Home Marketing Food Security and Sustainability: Investment and Financing along Agro-Food Chains
Food Security, Intra-Householder Processes and Access to Credit
It is known that access to credit has a direct impact on vulnerable householders’ income. However, what is less known is whether it is a potent means to increasing food security. Zeller and Sharma (1998) found that in the majority of country studies undertaken “there was a significant and sizeable importance on access on income and household food security” (Zeller 1999, p. 3). The concept of the poor paradigm is well documented; although it is mainly considered in the context of poverty, in a sense it considers vulnerable people with low income and consumption per capita. The social justice theory criticizes this by suggesting other parameters for consideration such as Sen’s capabilities approach. We suggest considering the poor paradigm from a food security perspective. This perspective considers ownership factors such as ownership over human resources and allocation of labour (Maxwell 1995). Studies by Guyer and Peters (1987) and Folbre (1986) suggest that intra-household processes should also be examined to understand the forces driving urban farming and in turn food security. The processes are not individual but are dependent on the distribution and allocation of resources and responsibilities between household members including gender roles within the processes. To this extent intra-household dynamics involves not only economic considerations but also socio-economic and institutional ones. There has been significant research considering the relationship between intra-household dynamics and food security (e.g., Behrman 1988a; b; Rosenzweig and Wolpin 1988; Pitt et al. 1990; Thomas 1990, 1991; Behrman and Deolalikar 1990) evidencing the link between householder income, resource allocation, food security and householder health. What is not included in this relational equation is the access to credit ability.
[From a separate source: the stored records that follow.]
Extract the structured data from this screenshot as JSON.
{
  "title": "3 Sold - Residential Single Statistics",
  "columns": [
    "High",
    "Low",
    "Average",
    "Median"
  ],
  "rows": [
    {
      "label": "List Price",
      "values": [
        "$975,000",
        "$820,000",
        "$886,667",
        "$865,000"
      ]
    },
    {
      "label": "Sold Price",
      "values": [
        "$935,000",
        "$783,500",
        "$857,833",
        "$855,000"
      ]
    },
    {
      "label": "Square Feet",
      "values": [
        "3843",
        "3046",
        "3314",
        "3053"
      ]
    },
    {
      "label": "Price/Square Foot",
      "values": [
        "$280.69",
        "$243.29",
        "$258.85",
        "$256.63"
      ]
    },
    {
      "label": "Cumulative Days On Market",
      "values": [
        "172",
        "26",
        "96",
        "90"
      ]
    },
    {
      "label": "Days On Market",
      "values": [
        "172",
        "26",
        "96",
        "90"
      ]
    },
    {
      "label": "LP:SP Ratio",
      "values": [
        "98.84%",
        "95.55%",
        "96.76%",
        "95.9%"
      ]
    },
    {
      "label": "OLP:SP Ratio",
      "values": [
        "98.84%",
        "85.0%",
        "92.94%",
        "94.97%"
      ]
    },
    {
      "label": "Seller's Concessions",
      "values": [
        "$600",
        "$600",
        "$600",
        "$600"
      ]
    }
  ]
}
There have been studies indicating gender access to credit and health status. For example Pitt et al. (2003) observed that women’s (more so than men’s) household bargaining power and therefore better access to micro-credit in rural Bangladesh showed a significant improvement in children’s health outcomes.
The three-way relationship between intra-household processes, food security and credit access can be determined in three ways: actual borrowing uptake, membership in credit programmes and the credit limit (i.e., the maximum available for borrowing). The first two factors are voluntary and deemed endogenous (David and Meyer 1980). It may well be that parents who are proactive in managing health and food security might avail themselves of the loans and also the loan may not always be taken to the full limit. The food insecurity perspective of vulnerability has been largely explained through various lenses such as the poverty lens (Sen 1981), where access to food is limited or householders do not have bank accounts (Demirguc-Kunt et al. 2015); the socio-cultural lens, where accessibility may be restricted for reasons other than need such as castes and religion (Scully 2004); the property ownership lens, where there is no asset ownership or there is discrimination in the labour market (World Bank 2008); and the gender lens, where there are considerations of inequality (Holmes and Jones 2009). Such vulnerability and household consumption shocks are seen to create large fluctuations in income.